# Annotate paintings
This notebook is used to compare the annotation results on the mini-sets w & w/o the judge and before & after prompt engineering.

### 0. Import libraries

In [None]:
import os
import json
import polars as pl
import plotly.express as px

RESULTS_PATH = "../../experiments/prompting/"
COLORS = ["#acb0e0", "#bcd5c3", "#cd968e", "#d7d8d3"]

### 1. Load results

In [None]:
baseline_test_input_wo_judge = []
baseline_val_input_wo_judge = []
baseline_test_input_w_judge = []
baseline_val_input_w_judge = []
enhanced_test_input_w_judge = []
enhanced_val_input_w_judge = []
enhanced_test_input_wo_judge = []
enhanced_val_input_wo_judge = []

for filename in os.listdir(RESULTS_PATH):
    with open(RESULTS_PATH + filename) as f:
        metrics = json.load(f)

    if "mini_test_set_baseline" in filename and "wo_feedback" in filename:
        baseline_test_input_wo_judge.append(metrics)

    elif "mini_val_set_baseline" in filename and "wo_feedback" in filename:
        baseline_val_input_wo_judge.append(metrics)

    if "mini_test_set_baseline" in filename and "w_feedback" in filename:
        baseline_test_input_w_judge.append(metrics)

    elif "mini_val_set_baseline" in filename and "w_feedback" in filename:
        baseline_val_input_w_judge.append(metrics)

    elif "mini_val_set_enhanced" in filename and "w_feedback" in filename:
        enhanced_val_input_w_judge.append(metrics)

    elif "mini_test_set_enhanced" in filename and "w_feedback" in filename:
        enhanced_test_input_w_judge.append(metrics)

    elif "mini_val_set_enhanced" in filename and "wo_feedback" in filename:
        enhanced_val_input_wo_judge.append(metrics)

    elif "mini_test_set_enhanced" in filename and "wo_feedback" in filename:
        enhanced_test_input_wo_judge.append(metrics)

In [None]:
def get_results(results, experiment_name, set_name):
    metrics = {
        "total_token_count_annotator": [],
        "total_token_count_judge": [],
        "micro_f1_objects": [],
        "micro_f1_spans": [],
        "cosine similarity": [],
        "Levenshtein distance": [],
        "delete percentage": [],
        "false positive percentage": [],
        "coverage percentage": [],
        "map_50": [],
        "map_50_95": [],
    }

    for result in results:
        for metric in metrics.keys():
            if metric in result.keys():
                metrics[metric].append(result[metric])
            else:
                metrics[metric].append(result["span_similarity_metrics"][metric])

    return (
        pl.from_dict(metrics)
        .with_columns(pl.lit(experiment_name).alias("experiment"))
        .with_columns(pl.lit(set_name).alias("set"))
    )

In [None]:
baseline_test = get_results(baseline_test_input_w_judge, "baseline prompt & judge", "test")
baseline_val = get_results(baseline_val_input_w_judge, "baseline prompt & judge", "val")
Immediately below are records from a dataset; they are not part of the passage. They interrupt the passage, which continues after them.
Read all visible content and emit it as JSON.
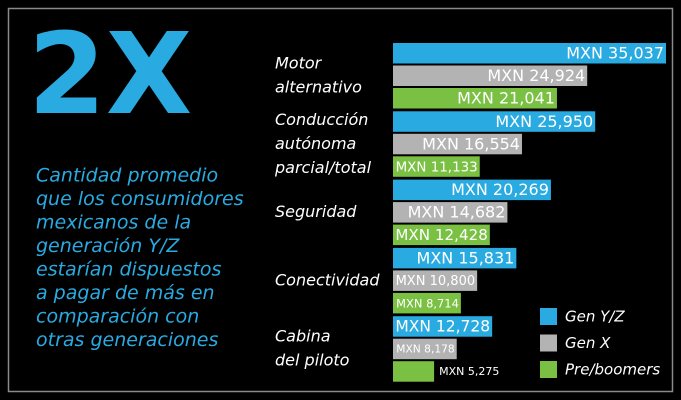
{
  "headline": "2X",
  "description": [
    "Cantidad promedio",
    "que los consumidores",
    "mexicanos de la",
    "generación Y/Z",
    "estarían dispuestos",
    "a pagar de más en",
    "comparación con",
    "otras generaciones"
  ],
  "chart_data": {
    "type": "bar",
    "orientation": "horizontal",
    "categories": [
      [
        "Motor",
        "alternativo"
      ],
      [
        "Conducción",
        "autónoma",
        "parcial/total"
      ],
      [
        "Seguridad"
      ],
      [
        "Conectividad"
      ],
      [
        "Cabina",
        "del piloto"
      ]
    ],
    "series": [
      {
        "name": "Gen Y/Z",
        "color": "#29abe2",
        "values": [
          35037,
          25950,
          20269,
          15831,
          12728
        ],
        "value_labels": [
          "MXN 35,037",
          "MXN 25,950",
          "MXN 20,269",
          "MXN 15,831",
          "MXN 12,728"
        ]
      },
      {
        "name": "Gen X",
        "color": "#b3b3b3",
        "values": [
          24924,
          16554,
          14682,
          10800,
          8178
        ],
        "value_labels": [
          "MXN 24,924",
          "MXN 16,554",
          "MXN 14,682",
          "MXN 10,800",
          "MXN 8,178"
        ]
      },
      {
        "name": "Pre/boomers",
        "color": "#7ac143",
        "values": [
          21041,
          11133,
          12428,
          8714,
          5275
        ],
        "value_labels": [
          "MXN 21,041",
          "MXN 11,133",
          "MXN 12,428",
          "MXN 8,714",
          "MXN 5,275"
        ]
      }
    ],
    "legend": "bottom-right"
  }
}
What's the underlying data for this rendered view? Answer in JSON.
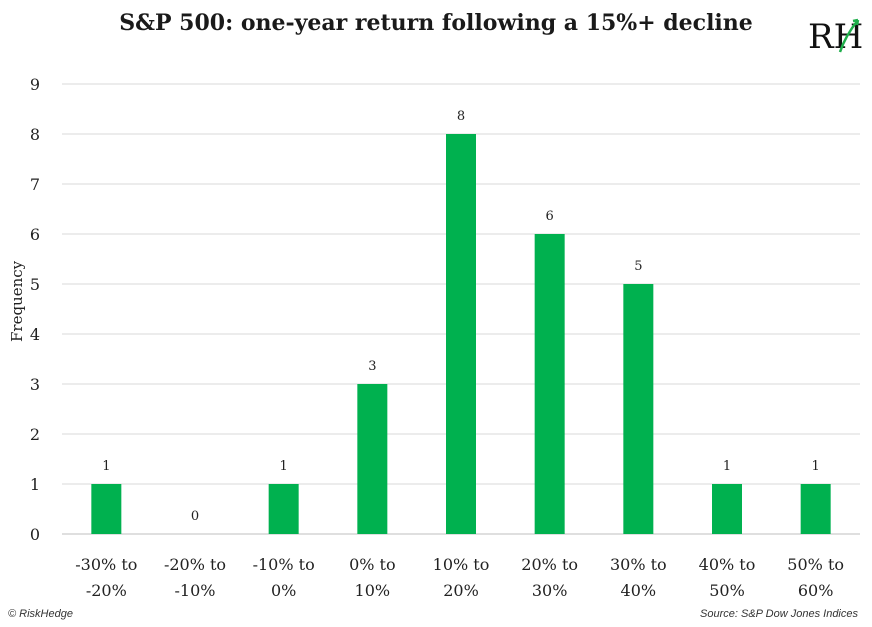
{
  "title": "S&P 500: one-year return following a 15%+ decline",
  "logo_text": "RH",
  "footer": {
    "left": "© RiskHedge",
    "right": "Source: S&P Dow Jones Indices"
  },
  "colors": {
    "bar": "#00b14f",
    "grid": "#d9d9d9",
    "logo_accent": "#1fae4b"
  },
  "chart_data": {
    "type": "bar",
    "title": "S&P 500: one-year return following a 15%+ decline",
    "xlabel": "",
    "ylabel": "Frequency",
    "categories": [
      [
        "-30% to",
        "-20%"
      ],
      [
        "-20% to",
        "-10%"
      ],
      [
        "-10% to",
        "0%"
      ],
      [
        "0% to",
        "10%"
      ],
      [
        "10% to",
        "20%"
      ],
      [
        "20% to",
        "30%"
      ],
      [
        "30% to",
        "40%"
      ],
      [
        "40% to",
        "50%"
      ],
      [
        "50% to",
        "60%"
      ]
    ],
    "values": [
      1,
      0,
      1,
      3,
      8,
      6,
      5,
      1,
      1
    ],
    "ylim": [
      0,
      9
    ],
    "yticks": [
      0,
      1,
      2,
      3,
      4,
      5,
      6,
      7,
      8,
      9
    ],
    "grid": true,
    "legend": "none"
  }
}
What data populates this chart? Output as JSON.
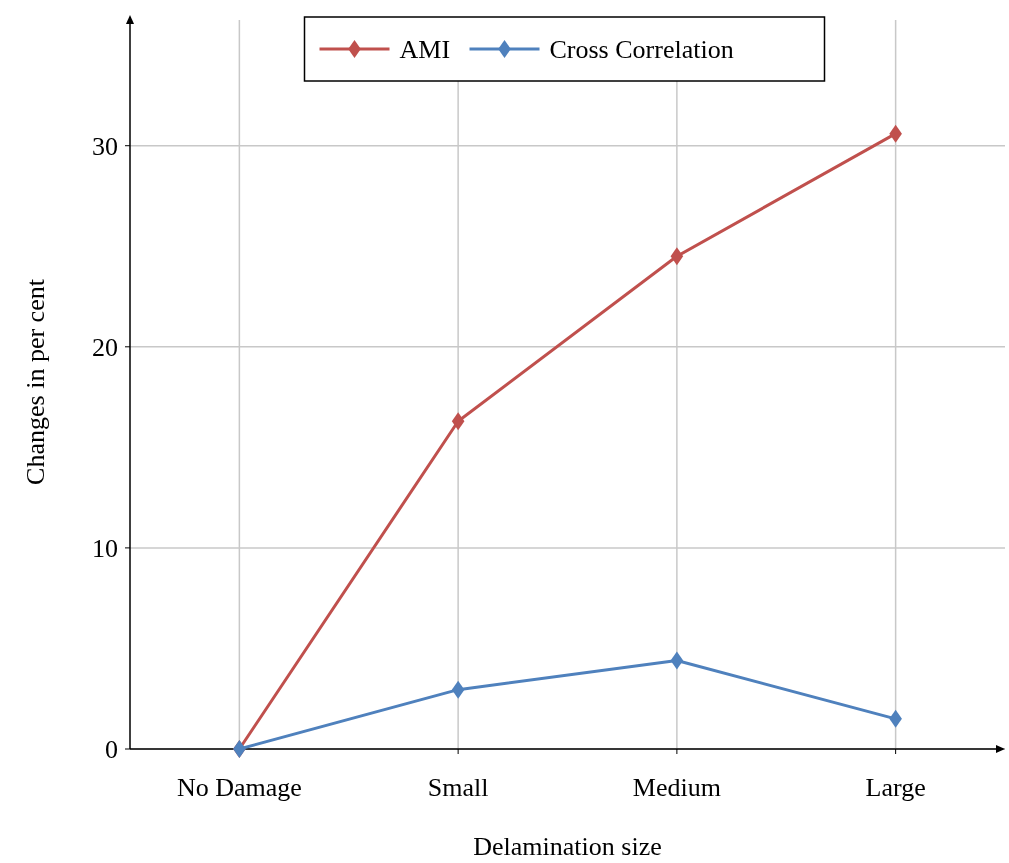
{
  "chart_data": {
    "type": "line",
    "xlabel": "Delamination size",
    "ylabel": "Changes in per cent",
    "categories": [
      "No Damage",
      "Small",
      "Medium",
      "Large"
    ],
    "series": [
      {
        "name": "AMI",
        "color": "#c0504d",
        "values": [
          0,
          16.3,
          24.5,
          30.6
        ]
      },
      {
        "name": "Cross Correlation",
        "color": "#4f81bd",
        "values": [
          0,
          2.95,
          4.4,
          1.5
        ]
      }
    ],
    "ylim": [
      0,
      36.5
    ],
    "yticks": [
      0,
      10,
      20,
      30
    ],
    "grid": true,
    "legend": "top",
    "marker": "diamond",
    "line_style": "solid"
  }
}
baseline_test_wo_judge = get_results(baseline_test_input_wo_judge, "baseline prompt", "test")
baseline_val_wo_judge = get_results(baseline_val_input_wo_judge, "baseline prompt", "val")
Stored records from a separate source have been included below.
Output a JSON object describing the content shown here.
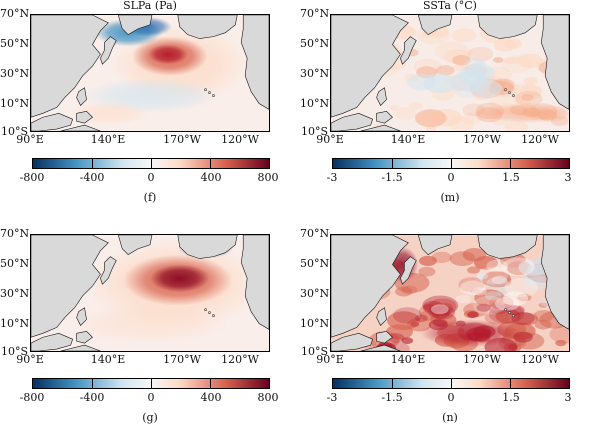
{
  "panels": [
    {
      "id": "f",
      "title": "SLPa (Pa)",
      "letter": "(f)",
      "colorbar_ticks": [
        "-800",
        "-400",
        "0",
        "400",
        "800"
      ],
      "field": "slp1"
    },
    {
      "id": "m",
      "title": "SSTa (°C)",
      "letter": "(m)",
      "colorbar_ticks": [
        "-3",
        "-1.5",
        "0",
        "1.5",
        "3"
      ],
      "field": "sst1"
    },
    {
      "id": "g",
      "title": "",
      "letter": "(g)",
      "colorbar_ticks": [
        "-800",
        "-400",
        "0",
        "400",
        "800"
      ],
      "field": "slp2"
    },
    {
      "id": "n",
      "title": "",
      "letter": "(n)",
      "colorbar_ticks": [
        "-3",
        "-1.5",
        "0",
        "1.5",
        "3"
      ],
      "field": "sst2"
    }
  ],
  "lat_labels": [
    "70°N",
    "50°N",
    "30°N",
    "10°N",
    "10°S"
  ],
  "lon_labels": [
    "90°E",
    "140°E",
    "170°W",
    "120°W"
  ],
  "colors": {
    "land": "#d9d9d9",
    "coast": "#111111",
    "neg_dark": "#053061",
    "neg_mid": "#4393c3",
    "neg_light": "#d1e5f0",
    "zero": "#f7f7f7",
    "pos_light": "#fddbc7",
    "pos_mid": "#d6604d",
    "pos_dark": "#67001f"
  }
}
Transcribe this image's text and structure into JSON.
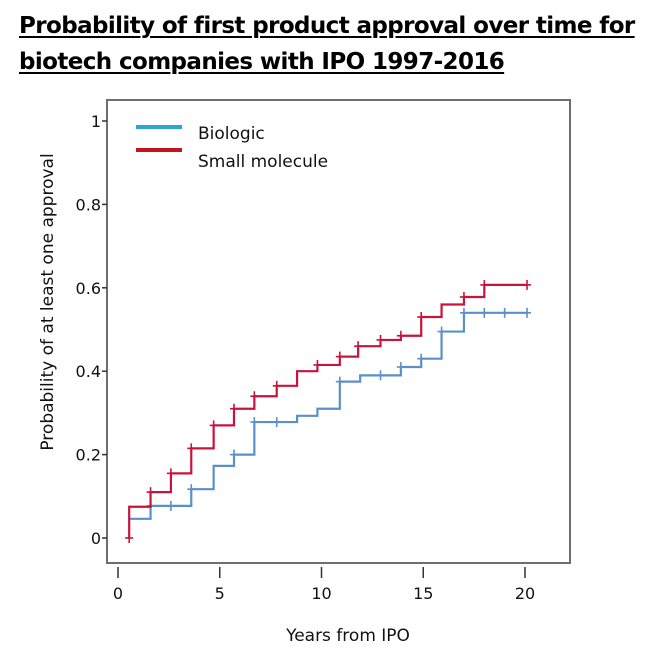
{
  "chart_data": {
    "type": "line",
    "subtype": "step (Kaplan-Meier style)",
    "title_line1": "Probability of first product approval over time for",
    "title_line2": "biotech companies with IPO 1997-2016",
    "xlabel": "Years from IPO",
    "ylabel": "Probability of at least one approval",
    "xlim": [
      0,
      22
    ],
    "ylim": [
      -0.06,
      1.05
    ],
    "x_ticks": [
      0,
      5,
      10,
      15,
      20
    ],
    "x_tick_labels": [
      "0",
      "5",
      "10",
      "15",
      "20"
    ],
    "y_ticks": [
      0,
      0.2,
      0.4,
      0.6,
      0.8,
      1
    ],
    "y_tick_labels": [
      "0",
      "0.2",
      "0.4",
      "0.6",
      "0.8",
      "1"
    ],
    "grid": false,
    "legend_position": "top-left",
    "series": [
      {
        "name": "Biologic",
        "color": "#5b8fc9",
        "legend_color": "#2aa6d0",
        "steps": [
          [
            0.55,
            0.046
          ],
          [
            1.6,
            0.077
          ],
          [
            3.6,
            0.117
          ],
          [
            4.7,
            0.173
          ],
          [
            5.7,
            0.2
          ],
          [
            6.7,
            0.278
          ],
          [
            8.8,
            0.293
          ],
          [
            9.8,
            0.31
          ],
          [
            10.9,
            0.375
          ],
          [
            11.9,
            0.39
          ],
          [
            13.9,
            0.41
          ],
          [
            14.9,
            0.43
          ],
          [
            15.9,
            0.495
          ],
          [
            17.0,
            0.54
          ],
          [
            20.1,
            0.54
          ]
        ],
        "censor_marks": [
          [
            1.6,
            0.077
          ],
          [
            2.6,
            0.077
          ],
          [
            3.6,
            0.117
          ],
          [
            5.7,
            0.2
          ],
          [
            6.7,
            0.278
          ],
          [
            7.8,
            0.278
          ],
          [
            10.9,
            0.375
          ],
          [
            12.9,
            0.39
          ],
          [
            13.9,
            0.41
          ],
          [
            14.9,
            0.43
          ],
          [
            15.9,
            0.495
          ],
          [
            17.0,
            0.54
          ],
          [
            18.0,
            0.54
          ],
          [
            19.0,
            0.54
          ],
          [
            20.1,
            0.54
          ]
        ]
      },
      {
        "name": "Small molecule",
        "color": "#c8143c",
        "legend_color": "#c0151f",
        "start": [
          0.55,
          0.0
        ],
        "steps": [
          [
            0.55,
            0.075
          ],
          [
            1.6,
            0.11
          ],
          [
            2.6,
            0.155
          ],
          [
            3.6,
            0.215
          ],
          [
            4.7,
            0.27
          ],
          [
            5.7,
            0.31
          ],
          [
            6.7,
            0.34
          ],
          [
            7.8,
            0.365
          ],
          [
            8.8,
            0.4
          ],
          [
            9.8,
            0.415
          ],
          [
            10.9,
            0.435
          ],
          [
            11.8,
            0.46
          ],
          [
            12.9,
            0.475
          ],
          [
            13.9,
            0.485
          ],
          [
            14.9,
            0.53
          ],
          [
            15.9,
            0.56
          ],
          [
            17.0,
            0.578
          ],
          [
            18.0,
            0.607
          ],
          [
            20.1,
            0.607
          ]
        ],
        "censor_marks": [
          [
            0.55,
            0.0
          ],
          [
            1.6,
            0.11
          ],
          [
            2.6,
            0.155
          ],
          [
            3.6,
            0.215
          ],
          [
            4.7,
            0.27
          ],
          [
            5.7,
            0.31
          ],
          [
            6.7,
            0.34
          ],
          [
            7.8,
            0.365
          ],
          [
            9.8,
            0.415
          ],
          [
            10.9,
            0.435
          ],
          [
            11.8,
            0.46
          ],
          [
            12.9,
            0.475
          ],
          [
            13.9,
            0.485
          ],
          [
            14.9,
            0.53
          ],
          [
            17.0,
            0.578
          ],
          [
            18.0,
            0.607
          ],
          [
            20.1,
            0.607
          ]
        ]
      }
    ]
  }
}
enhanced_test = get_results(enhanced_test_input_w_judge, "prompt engineering & judge", "test")
enhanced_val = get_results(enhanced_val_input_w_judge, "prompt engineering & judge", "val")
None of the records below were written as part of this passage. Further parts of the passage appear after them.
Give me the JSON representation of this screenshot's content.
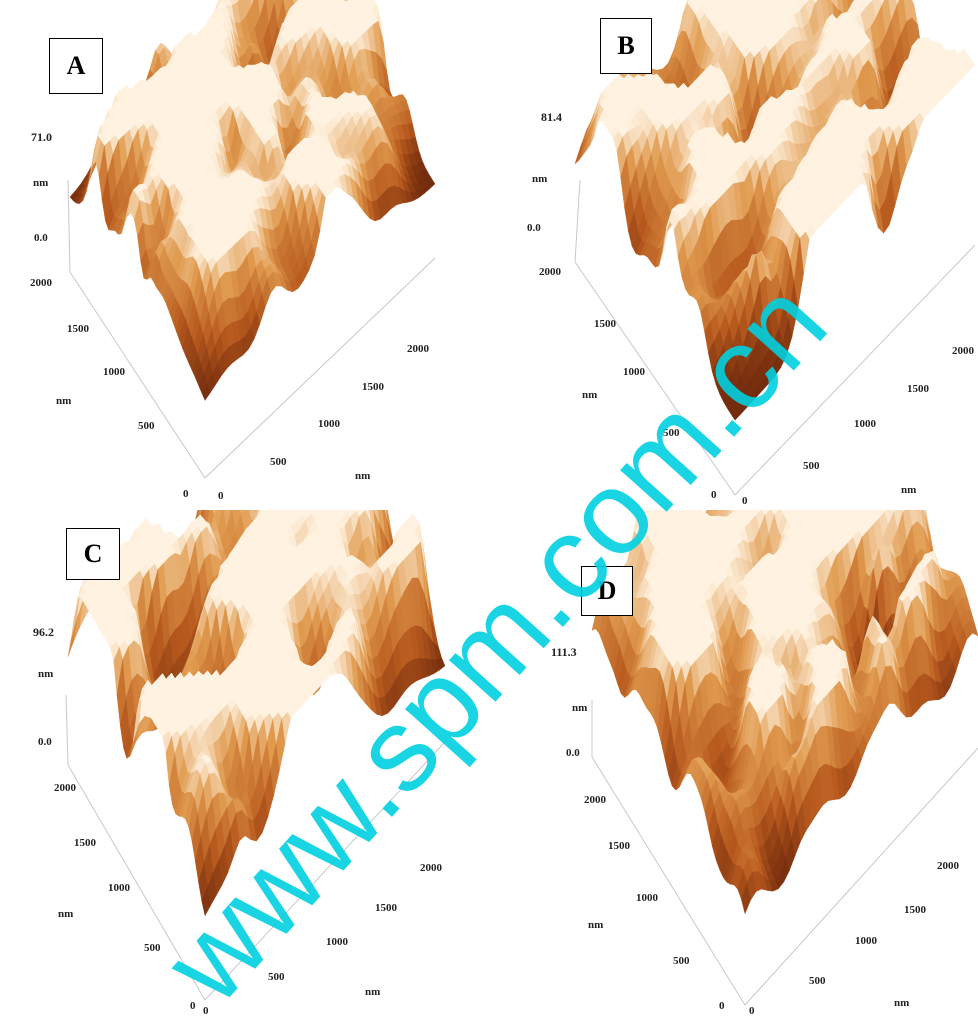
{
  "panels": [
    {
      "letter": "A",
      "z_max": "71.0",
      "z_unit": "nm",
      "z_min": "0.0",
      "y_ticks": [
        "2000",
        "1500",
        "1000",
        "500"
      ],
      "y_unit": "nm",
      "origin_left": "0",
      "origin_right": "0",
      "x_ticks": [
        "500",
        "1000",
        "1500",
        "2000"
      ],
      "x_unit": "nm"
    },
    {
      "letter": "B",
      "z_max": "81.4",
      "z_unit": "nm",
      "z_min": "0.0",
      "y_ticks": [
        "2000",
        "1500",
        "1000",
        "500"
      ],
      "y_unit": "nm",
      "origin_left": "0",
      "origin_right": "0",
      "x_ticks": [
        "500",
        "1000",
        "1500",
        "2000"
      ],
      "x_unit": "nm"
    },
    {
      "letter": "C",
      "z_max": "96.2",
      "z_unit": "nm",
      "z_min": "0.0",
      "y_ticks": [
        "2000",
        "1500",
        "1000",
        "500"
      ],
      "y_unit": "nm",
      "origin_left": "0",
      "origin_right": "0",
      "x_ticks": [
        "500",
        "1000",
        "1500",
        "2000"
      ],
      "x_unit": "nm"
    },
    {
      "letter": "D",
      "z_max": "111.3",
      "z_unit": "nm",
      "z_min": "0.0",
      "y_ticks": [
        "2000",
        "1500",
        "1000",
        "500"
      ],
      "y_unit": "nm",
      "origin_left": "0",
      "origin_right": "0",
      "x_ticks": [
        "500",
        "1000",
        "1500",
        "2000"
      ],
      "x_unit": "nm"
    }
  ],
  "surface_colors": {
    "dark": "#5a1a06",
    "mid": "#b85a1e",
    "light": "#e09a4e",
    "peak": "#fff2e0"
  },
  "watermark": {
    "text": "www.spm.com.cn",
    "color": "#00d0e0"
  }
}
enhanced_test_wo_judge = get_results(enhanced_test_input_wo_judge, "prompt engineering", "test")
enhanced_val_wo_judge = get_results(enhanced_val_input_wo_judge, "prompt engineering", "val")

all_results = pl.concat(
    [
        baseline_test,
        baseline_val,
        baseline_test_wo_judge,
        baseline_val_wo_judge,
        enhanced_test,
        enhanced_val,
        enhanced_test_wo_judge,
        enhanced_val_wo_judge,
    ]
)
all_results

### 2. Preprocess results

In [None]:
for metric in ["Levenshtein distance", "delete percentage", "false positive percentage"]:
    all_results = all_results.with_columns((1 / pl.col(metric)).alias(f"1/{metric}")).drop(metric)
all_results

In [None]:
for metric in [
    "cosine similarity",
    "coverage percentage",
    "1/Levenshtein distance",
    "1/delete percentage",
    "1/false positive percentage",
]:
    all_results = all_results.with_columns(
        (pl.col(metric) * pl.col("micro_f1_spans")).alias(f"weighted {metric}")
    ).drop(metric)
all_results

In [None]:
agg_results = all_results.group_by("experiment", "set").mean()
display(agg_results.filter(pl.col("set") == "test").sort("experiment"))#.select("experiment", "micro_f1_objects", "micro_f1_spans", "map_50", "weighted 1/Levenshtein distance"))
display(agg_results.filter(pl.col("set") == "val").sort("experiment"))#.select("experiment", "micro_f1_objects", "micro_f1_spans", "map_50", "weighted 1/Levenshtein distance"))

In [None]:
fig = px.strip(
    all_results,
    x="set",
    y="micro_f1_objects",
    color="experiment",
    color_discrete_sequence=COLORS,
    labels={"set": "Dataset", "micro_f1_objects": "Metric Value", "experiment": "Pipeline Type"},
    title="Comparison of Object-Level Micro F1 Scores",
).update_traces(marker=dict(size=18))
fig.show()

In [None]:
fig = px.strip(
    all_results,
    x="set",
    y="map_50",
    color="experiment",
    color_discrete_sequence=COLORS,
    labels={"set": "Dataset", "map_50": "Metric Value", "experiment": "Pipeline Type"},
    title="Comparison of mAP@50 Scores",
).update_traces(marker=dict(size=18))
fig.show()

In [None]:
fig = px.strip(
    all_results,
    x="set",
    y="weighted 1/Levenshtein distance",
    color="experiment",
    color_discrete_sequence=COLORS,
    labels={"set": "Dataset", "weighted 1/Levenshtein distance": "Metric Value", "experiment": "Pipeline Type"},
    title="Comparison of weighted 1/Levenshtein distance Scores",
).update_traces(marker=dict(size=18))
fig.show()